On one hand, we have come a very long way. The State of Israel was created three years after the War. Over the course of the past several decades, Jewish people in Israel and across the Diaspora have contributed to the world in humanitarianism, medicine, technology, law, politics, education, and in countless other fields. We built, expanded and strengthened Jewish communities around the world. We continue to be a light unto the nations striving to do Tikkun Olam.
On the other hand, however, antisemitism still rears its ugly head in all places in the world and remains a grave threat to global Jewry. It is often said that antisemitism is the world’s oldest disease. It did not start with, nor did it end with the Holocaust, and in recent years, it appears to have become a normalized aspect of society.
I will always remember where I was when I heard the news that 11 Jews were murdered at the Tree of Life Synagogue on Shabbat in Pittsburgh in 2018, or when the news broke that there was a shooting at a Chabad in Poway, California over Passover in 2019. On January 15, 2022, a terrorist entered a synagogue in Colleyville, Texas and held the rabbi and congregants hostage. Last year in public schools across Toronto, where I live, there have been a number of incidents of students doing the Nazi salute in front of their Jewish classmates and teachers, as well as antisemitic graffiti appearing on school grounds. Throughout the pandemic, people compared public safety measures such as vaccines and wearing masks to Nazis forcing Jews to wear the yellow Star of David. Recently popular rapper Kanye West has distorted the truth of the Holocaust and has shared his antisemitic views. Over this past Shabbat in Jerusalem, there was another attack at a synagogue. We also continue to see incidents of antisemitism on college and university campuses around the world and sadly often without consequence.
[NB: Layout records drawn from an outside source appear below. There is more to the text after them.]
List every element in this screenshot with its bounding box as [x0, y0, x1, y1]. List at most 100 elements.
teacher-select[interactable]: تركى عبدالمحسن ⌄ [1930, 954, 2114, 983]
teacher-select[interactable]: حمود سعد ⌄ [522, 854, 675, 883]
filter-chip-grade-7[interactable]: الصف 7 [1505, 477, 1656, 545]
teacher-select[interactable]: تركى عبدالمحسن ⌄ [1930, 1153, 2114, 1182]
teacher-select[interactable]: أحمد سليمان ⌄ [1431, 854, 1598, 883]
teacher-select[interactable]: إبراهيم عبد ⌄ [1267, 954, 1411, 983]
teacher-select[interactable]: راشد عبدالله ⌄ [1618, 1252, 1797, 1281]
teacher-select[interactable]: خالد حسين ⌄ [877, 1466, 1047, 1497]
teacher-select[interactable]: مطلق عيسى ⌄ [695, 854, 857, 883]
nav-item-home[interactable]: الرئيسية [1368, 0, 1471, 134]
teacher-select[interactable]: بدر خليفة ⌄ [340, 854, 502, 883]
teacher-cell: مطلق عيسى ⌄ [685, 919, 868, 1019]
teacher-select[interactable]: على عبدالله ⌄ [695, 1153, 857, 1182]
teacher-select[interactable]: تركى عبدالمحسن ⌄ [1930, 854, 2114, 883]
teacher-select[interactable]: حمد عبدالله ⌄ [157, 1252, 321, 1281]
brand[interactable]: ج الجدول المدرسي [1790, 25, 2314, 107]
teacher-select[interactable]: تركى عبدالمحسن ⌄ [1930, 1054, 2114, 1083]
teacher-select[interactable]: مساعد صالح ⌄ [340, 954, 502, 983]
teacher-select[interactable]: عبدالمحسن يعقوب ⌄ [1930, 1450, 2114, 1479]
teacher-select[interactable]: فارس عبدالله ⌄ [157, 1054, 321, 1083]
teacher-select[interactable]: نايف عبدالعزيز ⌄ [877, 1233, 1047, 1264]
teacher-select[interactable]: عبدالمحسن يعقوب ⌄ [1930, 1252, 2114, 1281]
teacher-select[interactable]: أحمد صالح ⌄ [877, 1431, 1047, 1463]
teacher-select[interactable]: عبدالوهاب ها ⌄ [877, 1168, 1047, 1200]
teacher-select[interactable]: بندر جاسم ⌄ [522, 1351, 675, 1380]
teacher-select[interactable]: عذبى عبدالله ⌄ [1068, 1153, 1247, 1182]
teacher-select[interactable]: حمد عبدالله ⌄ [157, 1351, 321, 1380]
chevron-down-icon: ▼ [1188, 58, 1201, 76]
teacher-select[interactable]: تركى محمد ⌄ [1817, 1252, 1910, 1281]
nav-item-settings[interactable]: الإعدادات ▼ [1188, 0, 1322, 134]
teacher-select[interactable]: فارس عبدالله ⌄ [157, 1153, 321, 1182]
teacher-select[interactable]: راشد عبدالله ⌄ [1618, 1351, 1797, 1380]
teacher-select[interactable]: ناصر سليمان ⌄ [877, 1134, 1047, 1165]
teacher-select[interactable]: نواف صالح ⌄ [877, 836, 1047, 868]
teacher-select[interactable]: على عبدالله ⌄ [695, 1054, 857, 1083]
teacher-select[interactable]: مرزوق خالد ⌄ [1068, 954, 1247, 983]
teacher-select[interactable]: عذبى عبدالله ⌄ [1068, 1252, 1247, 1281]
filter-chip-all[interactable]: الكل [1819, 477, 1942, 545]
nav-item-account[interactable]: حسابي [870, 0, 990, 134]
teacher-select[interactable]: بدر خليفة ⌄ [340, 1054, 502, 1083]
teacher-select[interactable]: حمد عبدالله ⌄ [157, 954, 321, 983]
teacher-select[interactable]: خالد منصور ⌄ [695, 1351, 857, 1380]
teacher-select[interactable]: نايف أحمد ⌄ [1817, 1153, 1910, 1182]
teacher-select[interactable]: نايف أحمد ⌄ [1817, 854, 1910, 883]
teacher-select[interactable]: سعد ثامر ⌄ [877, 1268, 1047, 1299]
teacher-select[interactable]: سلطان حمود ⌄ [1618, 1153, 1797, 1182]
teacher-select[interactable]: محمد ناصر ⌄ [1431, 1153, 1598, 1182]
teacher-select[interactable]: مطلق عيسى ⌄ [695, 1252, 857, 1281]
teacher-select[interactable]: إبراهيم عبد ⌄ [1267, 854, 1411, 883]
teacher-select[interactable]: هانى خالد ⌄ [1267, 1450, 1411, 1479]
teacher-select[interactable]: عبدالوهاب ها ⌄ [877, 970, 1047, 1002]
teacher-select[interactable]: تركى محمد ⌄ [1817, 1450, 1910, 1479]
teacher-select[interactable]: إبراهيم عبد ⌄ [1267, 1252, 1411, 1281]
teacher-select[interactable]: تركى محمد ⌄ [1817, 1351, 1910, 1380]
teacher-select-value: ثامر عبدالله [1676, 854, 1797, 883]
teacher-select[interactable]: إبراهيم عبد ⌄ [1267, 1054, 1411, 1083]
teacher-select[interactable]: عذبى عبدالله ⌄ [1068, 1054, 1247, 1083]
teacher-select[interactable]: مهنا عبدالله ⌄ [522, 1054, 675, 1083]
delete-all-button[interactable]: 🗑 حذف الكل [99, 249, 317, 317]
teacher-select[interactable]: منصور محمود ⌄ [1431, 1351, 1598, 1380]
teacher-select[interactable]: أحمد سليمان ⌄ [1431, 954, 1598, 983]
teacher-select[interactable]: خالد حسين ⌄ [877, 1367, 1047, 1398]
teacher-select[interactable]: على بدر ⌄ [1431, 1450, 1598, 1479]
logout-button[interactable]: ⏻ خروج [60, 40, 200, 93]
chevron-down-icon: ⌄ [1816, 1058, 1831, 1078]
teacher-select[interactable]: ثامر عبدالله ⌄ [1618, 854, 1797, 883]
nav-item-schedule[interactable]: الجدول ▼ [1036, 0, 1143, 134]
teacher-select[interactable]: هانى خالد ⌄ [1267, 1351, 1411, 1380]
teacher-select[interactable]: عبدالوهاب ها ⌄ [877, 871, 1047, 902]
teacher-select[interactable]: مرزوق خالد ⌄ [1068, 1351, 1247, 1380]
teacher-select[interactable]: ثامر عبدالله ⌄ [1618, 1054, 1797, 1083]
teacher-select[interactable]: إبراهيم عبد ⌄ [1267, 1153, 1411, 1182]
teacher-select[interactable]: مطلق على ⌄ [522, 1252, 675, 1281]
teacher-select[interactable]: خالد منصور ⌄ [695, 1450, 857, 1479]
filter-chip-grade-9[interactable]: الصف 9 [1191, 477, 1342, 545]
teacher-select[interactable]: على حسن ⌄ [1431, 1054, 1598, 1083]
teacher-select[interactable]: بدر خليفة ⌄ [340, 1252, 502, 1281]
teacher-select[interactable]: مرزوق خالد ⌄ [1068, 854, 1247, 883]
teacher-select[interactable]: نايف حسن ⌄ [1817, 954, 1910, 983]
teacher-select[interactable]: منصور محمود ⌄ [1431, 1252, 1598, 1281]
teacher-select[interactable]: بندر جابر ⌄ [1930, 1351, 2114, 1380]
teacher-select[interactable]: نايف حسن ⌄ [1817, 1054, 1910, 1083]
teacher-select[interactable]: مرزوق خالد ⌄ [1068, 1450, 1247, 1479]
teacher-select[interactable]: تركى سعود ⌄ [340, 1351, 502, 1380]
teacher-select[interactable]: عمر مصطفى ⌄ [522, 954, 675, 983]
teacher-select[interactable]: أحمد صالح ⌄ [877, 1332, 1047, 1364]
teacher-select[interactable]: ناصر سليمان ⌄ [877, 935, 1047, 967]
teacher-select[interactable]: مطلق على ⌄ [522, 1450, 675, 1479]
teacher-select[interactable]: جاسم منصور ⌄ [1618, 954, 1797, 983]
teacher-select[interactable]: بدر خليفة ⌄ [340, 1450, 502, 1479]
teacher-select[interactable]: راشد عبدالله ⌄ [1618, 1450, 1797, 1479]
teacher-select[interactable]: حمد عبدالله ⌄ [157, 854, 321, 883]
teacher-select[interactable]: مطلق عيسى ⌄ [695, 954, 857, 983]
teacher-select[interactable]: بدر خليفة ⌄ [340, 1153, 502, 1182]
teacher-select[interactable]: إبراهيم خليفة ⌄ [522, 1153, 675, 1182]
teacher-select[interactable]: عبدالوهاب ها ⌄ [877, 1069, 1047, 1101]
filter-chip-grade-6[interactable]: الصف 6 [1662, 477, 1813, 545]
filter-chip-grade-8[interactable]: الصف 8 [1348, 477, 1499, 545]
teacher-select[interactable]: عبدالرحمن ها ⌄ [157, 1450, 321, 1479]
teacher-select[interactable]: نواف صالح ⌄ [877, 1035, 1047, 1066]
The list goes on.
Has the world not learned its lesson about what hate can lead to? The fact is that antisemitism regardless of form is wrong. Never again does not mean never again sometimes, it means never again always.
However, there is hope 78 years after the liberation of Auschwitz. I am here, as the great-grandson of Holocaust survivors and as a proud Jew. In the face of adversity, the Jewish people remain resilient, united and strong.
This International Holocaust Remembrance Day, 78 years after the liberation of Auschwitz, may we pledge to never forget the six million Jews who perished during the Shoah.
May we never forget the Jewish culture and communities across Europe which were completely decimated.
May we pledge to remain unwavering in our fight against antisemitism, wherever, whenever, and however it arises.
And may we vow, today and forever: never again.